Will America Choose King’s Dream or Trump’s Nightmare

George Yancy / The New York Times

Let’s come clean: President Trump is a white racist! Over the past few days, many have written, spoken and shouted this fact, but it needs repeating: President Trump is a white racist! Why repeat it? Because many have been under the grand illusion that America is a “post-racial” nation, a beautiful melting pot where racism is only sporadic, infrequent and expressed by those on the margins of an otherwise mainstream and “decent” America. That’s a lie; a blatant one at that. We must face a very horrible truth. And America is so cowardly when it comes to facing awful truths about itself.

So, as we celebrate the Rev. Dr. Martin Luther King Jr.’s birthday, we must face the fact that we are at a moral crossroad. Will America courageously live out Dr. King’s dream or will it go down the road of bigotry and racist vitriol, preferring to live out Mr. Trump’s nightmare instead? In his autobiography, reflecting on the nonviolent uprising of the people of India, Dr. King wrote, “The way of acquiesce leads to moral and spiritual suicide.” Those of us who defiantly desire to live, and to live out Dr. King’s dream, to make it a reality, must not acquiesce now, precisely when his direst prophetic warning faces us head on.

On the night before he was murdered by a white man on the balcony of his room at the Lorraine Motel in Memphis, Tenn., Dr. King wrote: “America is going to hell if we don’t use her vast resources to end poverty and make it possible for all of God’s children to have the basic necessities of life.” Our current president, full of hatred and contempt for those children, is the terrifying embodiment of this prophecy.

We desperately need each other at this moment of moral crisis and malicious racist divisiveness. Will we raise our collective voices against Mr. Trump’s white racism and those who make excuses for it or submit and thereby self-destructively kill any chance of fully becoming our better selves? Dr. King also warned us that “there comes a time when silence is betrayal.” To honor Dr.
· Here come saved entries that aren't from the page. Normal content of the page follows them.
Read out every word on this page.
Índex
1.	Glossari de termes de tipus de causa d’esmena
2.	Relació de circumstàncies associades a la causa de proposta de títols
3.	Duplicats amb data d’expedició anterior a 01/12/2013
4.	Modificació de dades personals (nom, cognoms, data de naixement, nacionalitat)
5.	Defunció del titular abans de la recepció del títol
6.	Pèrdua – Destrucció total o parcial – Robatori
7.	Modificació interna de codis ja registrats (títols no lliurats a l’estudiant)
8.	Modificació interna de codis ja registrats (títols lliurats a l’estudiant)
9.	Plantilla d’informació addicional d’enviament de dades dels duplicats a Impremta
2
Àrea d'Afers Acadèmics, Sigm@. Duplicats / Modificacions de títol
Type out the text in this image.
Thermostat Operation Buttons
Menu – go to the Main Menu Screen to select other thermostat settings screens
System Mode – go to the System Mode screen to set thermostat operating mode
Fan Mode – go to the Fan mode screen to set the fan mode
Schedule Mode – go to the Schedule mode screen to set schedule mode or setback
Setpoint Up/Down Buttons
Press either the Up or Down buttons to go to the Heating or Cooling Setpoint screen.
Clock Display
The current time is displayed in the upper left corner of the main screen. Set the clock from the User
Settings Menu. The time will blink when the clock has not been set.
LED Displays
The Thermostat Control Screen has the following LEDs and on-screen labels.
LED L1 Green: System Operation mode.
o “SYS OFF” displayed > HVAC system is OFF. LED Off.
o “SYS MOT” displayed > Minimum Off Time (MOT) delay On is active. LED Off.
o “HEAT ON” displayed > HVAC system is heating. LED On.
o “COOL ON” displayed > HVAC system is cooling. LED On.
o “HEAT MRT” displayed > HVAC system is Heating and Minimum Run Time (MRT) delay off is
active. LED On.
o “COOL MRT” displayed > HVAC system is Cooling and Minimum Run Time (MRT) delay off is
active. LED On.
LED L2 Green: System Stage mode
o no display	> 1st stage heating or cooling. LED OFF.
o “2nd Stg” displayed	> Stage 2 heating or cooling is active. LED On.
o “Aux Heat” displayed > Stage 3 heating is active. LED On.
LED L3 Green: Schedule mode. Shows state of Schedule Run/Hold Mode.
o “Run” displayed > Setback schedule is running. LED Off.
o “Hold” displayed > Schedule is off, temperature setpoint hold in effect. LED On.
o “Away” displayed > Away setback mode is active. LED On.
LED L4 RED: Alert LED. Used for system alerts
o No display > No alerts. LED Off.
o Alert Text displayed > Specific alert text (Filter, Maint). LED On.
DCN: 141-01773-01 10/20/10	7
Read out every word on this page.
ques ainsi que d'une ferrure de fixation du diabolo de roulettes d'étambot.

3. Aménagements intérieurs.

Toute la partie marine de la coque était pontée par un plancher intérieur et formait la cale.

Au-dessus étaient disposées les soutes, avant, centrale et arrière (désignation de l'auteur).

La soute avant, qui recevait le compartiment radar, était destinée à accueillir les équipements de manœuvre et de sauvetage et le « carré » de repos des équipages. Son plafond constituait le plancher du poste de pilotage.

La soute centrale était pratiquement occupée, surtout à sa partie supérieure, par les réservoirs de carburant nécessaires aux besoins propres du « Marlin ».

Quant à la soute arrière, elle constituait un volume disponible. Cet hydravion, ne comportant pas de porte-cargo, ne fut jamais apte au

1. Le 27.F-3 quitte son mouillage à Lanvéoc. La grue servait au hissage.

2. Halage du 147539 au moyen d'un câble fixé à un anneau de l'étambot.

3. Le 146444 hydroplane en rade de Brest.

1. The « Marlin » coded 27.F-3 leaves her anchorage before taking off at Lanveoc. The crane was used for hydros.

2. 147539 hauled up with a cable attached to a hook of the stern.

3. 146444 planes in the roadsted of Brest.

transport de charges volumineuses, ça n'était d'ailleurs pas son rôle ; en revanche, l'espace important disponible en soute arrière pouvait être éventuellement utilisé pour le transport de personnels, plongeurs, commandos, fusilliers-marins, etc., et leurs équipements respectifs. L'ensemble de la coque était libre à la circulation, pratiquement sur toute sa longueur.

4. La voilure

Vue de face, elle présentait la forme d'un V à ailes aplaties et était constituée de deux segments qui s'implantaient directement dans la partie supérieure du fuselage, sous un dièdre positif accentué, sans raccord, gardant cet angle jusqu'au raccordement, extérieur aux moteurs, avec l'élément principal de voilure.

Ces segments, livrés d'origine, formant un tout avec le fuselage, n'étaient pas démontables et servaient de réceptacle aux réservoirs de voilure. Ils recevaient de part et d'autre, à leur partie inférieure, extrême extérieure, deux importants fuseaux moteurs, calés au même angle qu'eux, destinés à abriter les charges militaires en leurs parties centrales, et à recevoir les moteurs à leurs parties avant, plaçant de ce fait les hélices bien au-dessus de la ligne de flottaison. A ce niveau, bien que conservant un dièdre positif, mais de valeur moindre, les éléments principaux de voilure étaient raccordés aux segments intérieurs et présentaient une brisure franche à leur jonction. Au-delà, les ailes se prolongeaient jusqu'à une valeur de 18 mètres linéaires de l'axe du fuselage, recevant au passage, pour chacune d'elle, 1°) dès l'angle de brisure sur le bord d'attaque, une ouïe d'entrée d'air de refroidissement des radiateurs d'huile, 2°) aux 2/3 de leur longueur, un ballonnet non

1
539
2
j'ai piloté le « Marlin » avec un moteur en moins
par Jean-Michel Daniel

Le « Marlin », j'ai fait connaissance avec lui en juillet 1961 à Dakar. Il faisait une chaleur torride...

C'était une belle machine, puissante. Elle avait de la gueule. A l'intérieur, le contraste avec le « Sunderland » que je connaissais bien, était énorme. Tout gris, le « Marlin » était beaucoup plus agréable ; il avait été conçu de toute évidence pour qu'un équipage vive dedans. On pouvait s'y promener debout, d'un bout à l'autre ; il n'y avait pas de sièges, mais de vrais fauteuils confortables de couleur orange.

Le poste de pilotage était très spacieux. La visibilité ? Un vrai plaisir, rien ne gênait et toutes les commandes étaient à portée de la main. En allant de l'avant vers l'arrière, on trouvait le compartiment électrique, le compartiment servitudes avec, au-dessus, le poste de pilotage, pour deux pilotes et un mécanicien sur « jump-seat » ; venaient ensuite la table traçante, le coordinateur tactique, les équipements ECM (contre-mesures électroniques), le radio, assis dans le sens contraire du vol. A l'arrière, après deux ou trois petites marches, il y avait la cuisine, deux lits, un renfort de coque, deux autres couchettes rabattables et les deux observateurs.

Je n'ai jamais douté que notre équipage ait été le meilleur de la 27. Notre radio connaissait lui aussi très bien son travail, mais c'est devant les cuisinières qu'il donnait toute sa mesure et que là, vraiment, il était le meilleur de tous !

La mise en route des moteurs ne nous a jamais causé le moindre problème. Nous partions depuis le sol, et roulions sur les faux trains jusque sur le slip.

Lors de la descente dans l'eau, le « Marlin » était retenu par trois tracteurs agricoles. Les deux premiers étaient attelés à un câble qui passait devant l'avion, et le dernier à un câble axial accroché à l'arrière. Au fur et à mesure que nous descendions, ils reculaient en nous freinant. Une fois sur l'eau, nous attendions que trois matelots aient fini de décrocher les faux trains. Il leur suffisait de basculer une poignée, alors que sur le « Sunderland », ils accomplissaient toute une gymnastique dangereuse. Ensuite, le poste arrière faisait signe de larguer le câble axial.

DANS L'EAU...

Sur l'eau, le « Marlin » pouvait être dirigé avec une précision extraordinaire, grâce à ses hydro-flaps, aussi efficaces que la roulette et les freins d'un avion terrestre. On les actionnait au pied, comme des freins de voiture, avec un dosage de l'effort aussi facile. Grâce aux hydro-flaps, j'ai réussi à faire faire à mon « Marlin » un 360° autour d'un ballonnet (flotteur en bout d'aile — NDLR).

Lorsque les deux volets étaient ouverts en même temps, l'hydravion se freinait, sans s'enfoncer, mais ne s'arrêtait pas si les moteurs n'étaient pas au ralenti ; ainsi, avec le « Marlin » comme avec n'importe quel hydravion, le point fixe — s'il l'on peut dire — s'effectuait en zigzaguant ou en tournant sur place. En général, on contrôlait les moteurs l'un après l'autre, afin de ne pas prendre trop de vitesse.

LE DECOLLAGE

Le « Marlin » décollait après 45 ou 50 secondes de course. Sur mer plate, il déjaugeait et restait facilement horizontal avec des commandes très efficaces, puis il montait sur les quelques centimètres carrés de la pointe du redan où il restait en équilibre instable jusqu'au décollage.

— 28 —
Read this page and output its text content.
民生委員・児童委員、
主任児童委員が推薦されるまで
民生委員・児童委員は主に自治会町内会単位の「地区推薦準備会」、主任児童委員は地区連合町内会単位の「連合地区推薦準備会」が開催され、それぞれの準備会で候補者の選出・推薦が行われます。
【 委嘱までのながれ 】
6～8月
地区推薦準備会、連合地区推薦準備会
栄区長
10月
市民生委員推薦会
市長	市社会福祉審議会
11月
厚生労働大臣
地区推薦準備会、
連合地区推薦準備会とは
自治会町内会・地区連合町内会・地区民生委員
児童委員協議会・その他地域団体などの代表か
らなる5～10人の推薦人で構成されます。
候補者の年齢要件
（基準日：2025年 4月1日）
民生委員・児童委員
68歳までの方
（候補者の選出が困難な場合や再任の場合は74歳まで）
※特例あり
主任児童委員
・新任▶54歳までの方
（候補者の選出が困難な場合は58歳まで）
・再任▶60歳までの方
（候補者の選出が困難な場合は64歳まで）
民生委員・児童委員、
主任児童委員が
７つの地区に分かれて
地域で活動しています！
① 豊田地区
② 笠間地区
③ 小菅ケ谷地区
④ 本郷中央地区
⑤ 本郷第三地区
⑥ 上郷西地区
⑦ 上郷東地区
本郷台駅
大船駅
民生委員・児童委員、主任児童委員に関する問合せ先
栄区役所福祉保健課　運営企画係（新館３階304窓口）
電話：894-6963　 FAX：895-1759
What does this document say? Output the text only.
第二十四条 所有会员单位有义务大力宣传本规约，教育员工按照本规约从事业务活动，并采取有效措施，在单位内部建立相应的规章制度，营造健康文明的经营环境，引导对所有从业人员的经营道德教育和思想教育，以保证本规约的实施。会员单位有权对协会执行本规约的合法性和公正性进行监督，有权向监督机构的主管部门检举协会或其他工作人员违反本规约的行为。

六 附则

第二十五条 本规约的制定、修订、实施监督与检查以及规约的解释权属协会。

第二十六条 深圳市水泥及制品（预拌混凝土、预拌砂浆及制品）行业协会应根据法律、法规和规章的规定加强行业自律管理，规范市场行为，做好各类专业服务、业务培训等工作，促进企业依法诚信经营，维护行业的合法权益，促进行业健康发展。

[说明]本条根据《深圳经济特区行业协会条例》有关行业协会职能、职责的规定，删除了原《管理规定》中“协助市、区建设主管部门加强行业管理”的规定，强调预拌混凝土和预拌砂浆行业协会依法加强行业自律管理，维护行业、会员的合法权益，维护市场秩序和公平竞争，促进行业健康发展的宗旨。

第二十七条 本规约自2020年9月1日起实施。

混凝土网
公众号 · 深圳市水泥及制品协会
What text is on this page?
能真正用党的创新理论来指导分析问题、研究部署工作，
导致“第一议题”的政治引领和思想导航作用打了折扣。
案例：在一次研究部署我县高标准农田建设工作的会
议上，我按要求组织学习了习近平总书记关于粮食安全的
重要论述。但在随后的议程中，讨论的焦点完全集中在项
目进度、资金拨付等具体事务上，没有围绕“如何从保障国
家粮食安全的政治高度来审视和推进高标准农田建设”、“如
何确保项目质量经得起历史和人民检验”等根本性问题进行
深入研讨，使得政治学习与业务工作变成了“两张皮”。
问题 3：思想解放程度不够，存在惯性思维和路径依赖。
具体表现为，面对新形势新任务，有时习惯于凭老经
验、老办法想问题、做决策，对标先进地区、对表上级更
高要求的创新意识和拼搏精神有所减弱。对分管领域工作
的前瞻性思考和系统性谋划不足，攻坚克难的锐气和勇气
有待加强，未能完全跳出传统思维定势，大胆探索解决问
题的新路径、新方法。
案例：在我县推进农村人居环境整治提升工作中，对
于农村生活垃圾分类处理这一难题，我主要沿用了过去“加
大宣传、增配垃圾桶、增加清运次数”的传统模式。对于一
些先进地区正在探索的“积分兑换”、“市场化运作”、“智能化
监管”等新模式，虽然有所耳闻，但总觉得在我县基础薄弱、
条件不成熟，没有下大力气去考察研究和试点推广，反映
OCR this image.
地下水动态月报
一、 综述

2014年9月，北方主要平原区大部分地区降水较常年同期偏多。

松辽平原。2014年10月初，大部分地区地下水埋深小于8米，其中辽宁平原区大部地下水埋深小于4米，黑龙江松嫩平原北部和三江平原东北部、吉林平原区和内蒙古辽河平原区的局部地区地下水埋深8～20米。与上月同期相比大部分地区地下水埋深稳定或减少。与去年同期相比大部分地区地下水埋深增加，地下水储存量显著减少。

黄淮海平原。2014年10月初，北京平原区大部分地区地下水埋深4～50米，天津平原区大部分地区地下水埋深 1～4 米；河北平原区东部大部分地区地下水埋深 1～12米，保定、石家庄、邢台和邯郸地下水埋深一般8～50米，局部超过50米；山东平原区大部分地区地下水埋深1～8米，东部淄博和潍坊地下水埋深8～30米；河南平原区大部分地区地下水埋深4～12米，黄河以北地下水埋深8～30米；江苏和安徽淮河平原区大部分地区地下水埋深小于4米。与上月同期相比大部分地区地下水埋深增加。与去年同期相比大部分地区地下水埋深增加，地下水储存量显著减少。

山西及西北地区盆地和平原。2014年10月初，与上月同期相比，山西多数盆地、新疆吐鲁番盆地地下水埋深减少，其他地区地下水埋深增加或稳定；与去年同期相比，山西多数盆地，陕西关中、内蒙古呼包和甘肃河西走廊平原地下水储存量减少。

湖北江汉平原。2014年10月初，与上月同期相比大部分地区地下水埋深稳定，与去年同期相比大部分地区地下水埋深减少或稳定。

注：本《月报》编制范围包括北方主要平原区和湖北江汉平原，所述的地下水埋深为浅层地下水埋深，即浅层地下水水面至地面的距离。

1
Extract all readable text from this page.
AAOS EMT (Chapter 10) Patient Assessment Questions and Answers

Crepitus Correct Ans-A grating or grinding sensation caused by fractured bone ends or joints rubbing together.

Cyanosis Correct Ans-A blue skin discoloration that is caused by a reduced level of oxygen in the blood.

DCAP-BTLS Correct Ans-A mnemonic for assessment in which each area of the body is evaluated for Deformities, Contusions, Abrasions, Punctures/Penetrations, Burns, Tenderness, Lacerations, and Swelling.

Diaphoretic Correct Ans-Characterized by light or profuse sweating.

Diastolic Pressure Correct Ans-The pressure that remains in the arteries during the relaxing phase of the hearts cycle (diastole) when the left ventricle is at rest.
King, we must not remain silent, we must not betray his legacy.

So many Americans suffer from the obsessive need to claim “innocence,” that is, to lie to ourselves. Yet such a lie is part of our moral undoing. While many will deny, continue to lie and claim our national “innocence,” I come bearing deeply troubling, but not surprising, news: White racism is now comfortably located within the Oval Office, right there at 1600 Pennsylvania Avenue, embodied in our 45th president, one who is, and I think many would agree, must agree, without any hesitation, a white racist. There are many who will resist this characterization, but Mr. Trump has desecrated the symbolic aspirations of America, exhumed forms of white supremacist discourse that so many would assume is spewed only by Ku Klux Klan.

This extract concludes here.